Editing of pictures is a completely separate skill from taking them. 3 of the attendees at the weekend were from a Dublin based Camera Club, and their camera club has arranged for me to come down next Saturday and do an all-day photoshop workshop. Again, I am totally open with my knowledge and my skills. They will be provided with images of mine, and we will work through the various steps that are essential to a good workflow. This is the 3rd Camera club in the Irish Photographic Federation to avail of this particular type of photoshop workshop.
Do I hear any of these begrudgers saying that anyone's image is not their own, because they have attended a photoshop workshop? Of course not. They have learned the skills. The exact same as when they took their pictures on the studio lighting workshop.

My studio lighting workshops also include a section on natural light. The same 90 degrees principle applies. I call it "get the light and not the shite." The model stands at one end of the window, and you stand at the other, shooting along the line of the window. As if the window is the big softbox that you set up at 90 degrees to the model in the studio. That way your lens is getting the 'light' from the window, but not the 'shite' that is outside the window. Simple. Repeatable. Works every time.

This is an example - total 100% natural light. The attendees are told to find the exposure themselves, making sure that the histogram gets as close to the right hand side as you would dare, without clipping the highlights. They then work one-to-one with the model. There is no 'paparazzi style' shooting ever!!

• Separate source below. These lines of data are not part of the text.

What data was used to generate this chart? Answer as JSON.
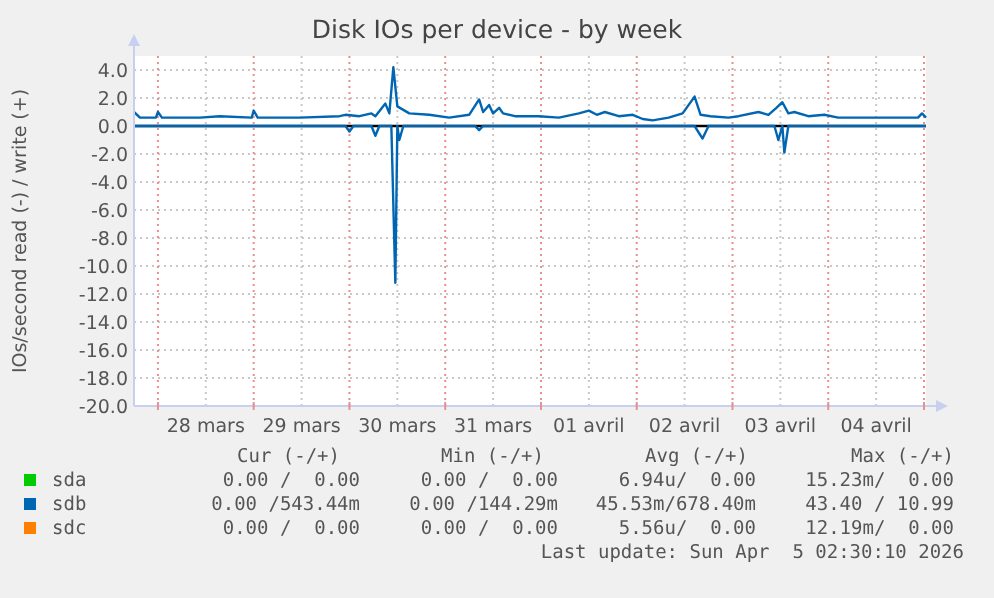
{
  "chart_data": {
    "type": "line",
    "title": "Disk IOs per device - by week",
    "ylabel": "IOs/second read (-) / write (+)",
    "xlim": [
      "2026-03-27T18:00",
      "2026-04-05T00:30"
    ],
    "xticks": [
      {
        "value": "2026-03-28T00:00",
        "label": null
      },
      {
        "value": "2026-03-28T12:00",
        "label": "28 mars"
      },
      {
        "value": "2026-03-29T00:00",
        "label": null
      },
      {
        "value": "2026-03-29T12:00",
        "label": "29 mars"
      },
      {
        "value": "2026-03-30T00:00",
        "label": null
      },
      {
        "value": "2026-03-30T12:00",
        "label": "30 mars"
      },
      {
        "value": "2026-03-31T00:00",
        "label": null
      },
      {
        "value": "2026-03-31T12:00",
        "label": "31 mars"
      },
      {
        "value": "2026-04-01T00:00",
        "label": null
      },
      {
        "value": "2026-04-01T12:00",
        "label": "01 avril"
      },
      {
        "value": "2026-04-02T00:00",
        "label": null
      },
      {
        "value": "2026-04-02T12:00",
        "label": "02 avril"
      },
      {
        "value": "2026-04-03T00:00",
        "label": null
      },
      {
        "value": "2026-04-03T12:00",
        "label": "03 avril"
      },
      {
        "value": "2026-04-04T00:00",
        "label": null
      },
      {
        "value": "2026-04-04T12:00",
        "label": "04 avril"
      },
      {
        "value": "2026-04-05T00:00",
        "label": null
      }
    ],
    "ylim": [
      -20,
      5
    ],
    "yticks": [
      {
        "value": 4,
        "label": "4.0"
      },
      {
        "value": 2,
        "label": "2.0"
      },
      {
        "value": 0,
        "label": "0.0"
      },
      {
        "value": -2,
        "label": "-2.0"
      },
      {
        "value": -4,
        "label": "-4.0"
      },
      {
        "value": -6,
        "label": "-6.0"
      },
      {
        "value": -8,
        "label": "-8.0"
      },
      {
        "value": -10,
        "label": "-10.0"
      },
      {
        "value": -12,
        "label": "-12.0"
      },
      {
        "value": -14,
        "label": "-14.0"
      },
      {
        "value": -16,
        "label": "-16.0"
      },
      {
        "value": -18,
        "label": "-18.0"
      },
      {
        "value": -20,
        "label": "-20.0"
      }
    ],
    "grid": true,
    "legend": "bottom",
    "ref_lines": [
      {
        "axis": "y",
        "value": 0,
        "color": "#000000"
      }
    ],
    "series": [
      {
        "name": "sda",
        "color": "#00cc00"
      },
      {
        "name": "sdb",
        "color": "#0066b3",
        "x": [
          "2026-03-27T18:00",
          "2026-03-27T19:30",
          "2026-03-27T23:30",
          "2026-03-28T00:00",
          "2026-03-28T01:00",
          "2026-03-28T10:30",
          "2026-03-28T15:30",
          "2026-03-28T23:30",
          "2026-03-29T00:00",
          "2026-03-29T01:00",
          "2026-03-29T11:30",
          "2026-03-29T21:30",
          "2026-03-29T23:00",
          "2026-03-30T02:30",
          "2026-03-30T05:30",
          "2026-03-30T06:30",
          "2026-03-30T09:00",
          "2026-03-30T10:00",
          "2026-03-30T11:00",
          "2026-03-30T12:00",
          "2026-03-30T15:00",
          "2026-03-30T20:00",
          "2026-03-31T01:00",
          "2026-03-31T06:00",
          "2026-03-31T08:30",
          "2026-03-31T09:30",
          "2026-03-31T11:00",
          "2026-03-31T12:00",
          "2026-03-31T13:30",
          "2026-03-31T14:30",
          "2026-03-31T17:30",
          "2026-03-31T23:30",
          "2026-04-01T04:30",
          "2026-04-01T09:30",
          "2026-04-01T12:00",
          "2026-04-01T14:00",
          "2026-04-01T16:00",
          "2026-04-01T19:30",
          "2026-04-01T23:00",
          "2026-04-02T01:30",
          "2026-04-02T04:00",
          "2026-04-02T08:00",
          "2026-04-02T11:30",
          "2026-04-02T14:30",
          "2026-04-02T16:00",
          "2026-04-02T18:30",
          "2026-04-02T23:00",
          "2026-04-03T01:30",
          "2026-04-03T06:30",
          "2026-04-03T09:00",
          "2026-04-03T11:00",
          "2026-04-03T12:30",
          "2026-04-03T14:00",
          "2026-04-03T15:30",
          "2026-04-03T19:00",
          "2026-04-03T23:00",
          "2026-04-04T02:30",
          "2026-04-04T12:30",
          "2026-04-04T22:30",
          "2026-04-04T23:30",
          "2026-04-05T00:30"
        ],
        "values": [
          1.0,
          0.6,
          0.6,
          1.0,
          0.6,
          0.6,
          0.7,
          0.6,
          1.1,
          0.6,
          0.6,
          0.7,
          0.8,
          0.7,
          0.9,
          0.7,
          1.6,
          0.9,
          4.2,
          1.4,
          0.9,
          0.8,
          0.6,
          0.8,
          1.9,
          1.0,
          1.5,
          0.9,
          1.3,
          0.9,
          0.7,
          0.7,
          0.6,
          0.9,
          1.1,
          0.8,
          1.0,
          0.7,
          0.8,
          0.5,
          0.4,
          0.6,
          0.9,
          2.1,
          0.8,
          0.7,
          0.6,
          0.7,
          1.0,
          0.8,
          1.3,
          1.7,
          0.9,
          1.0,
          0.7,
          0.8,
          0.6,
          0.6,
          0.6,
          0.9,
          0.6
        ]
      },
      {
        "color": "#0066b3",
        "x": [
          "2026-03-27T18:00",
          "2026-03-29T23:00",
          "2026-03-30T00:00",
          "2026-03-30T01:00",
          "2026-03-30T05:30",
          "2026-03-30T06:30",
          "2026-03-30T07:30",
          "2026-03-30T10:30",
          "2026-03-30T11:30",
          "2026-03-30T12:00",
          "2026-03-30T12:30",
          "2026-03-30T13:30",
          "2026-03-31T07:30",
          "2026-03-31T08:30",
          "2026-03-31T09:30",
          "2026-04-02T14:30",
          "2026-04-02T16:30",
          "2026-04-02T18:00",
          "2026-04-03T10:30",
          "2026-04-03T11:30",
          "2026-04-03T12:30",
          "2026-04-03T13:00",
          "2026-04-03T14:00",
          "2026-04-05T00:30"
        ],
        "values": [
          0,
          0,
          -0.4,
          0,
          0,
          -0.7,
          0,
          0,
          -11.2,
          0,
          -1.0,
          0,
          0,
          -0.3,
          0,
          0,
          -0.9,
          0,
          0,
          -1.0,
          0,
          -1.9,
          0,
          0
        ]
      },
      {
        "name": "sdc",
        "color": "#ff8000"
      }
    ],
    "annotations": [
      "Cur (-/+)",
      "Min (-/+)",
      "Avg (-/+)",
      "Max (-/+)",
      "0.00 /  0.00",
      "0.00 /  0.00",
      "6.94u/  0.00",
      "15.23m/  0.00",
      "0.00 /543.44m",
      "0.00 /144.29m",
      "45.53m/678.40m",
      "43.40 / 10.99",
      "0.00 /  0.00",
      "0.00 /  0.00",
      "5.56u/  0.00",
      "12.19m/  0.00",
      "Last update: Sun Apr  5 02:30:10 2026"
    ]
  }
}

So in conclusion, those that 'diss' workshop images are either a begrudger or have been poisoned by a begrudger. They fail to realise that whilst they are busy bitching behind people's backs, others are actually upping their skills. People who they regard as novices, are suddenly beating them. They don't like that you see. But what they fail to realise is, they are no longer novices. They improved. They are better than you now. In more ways than you think.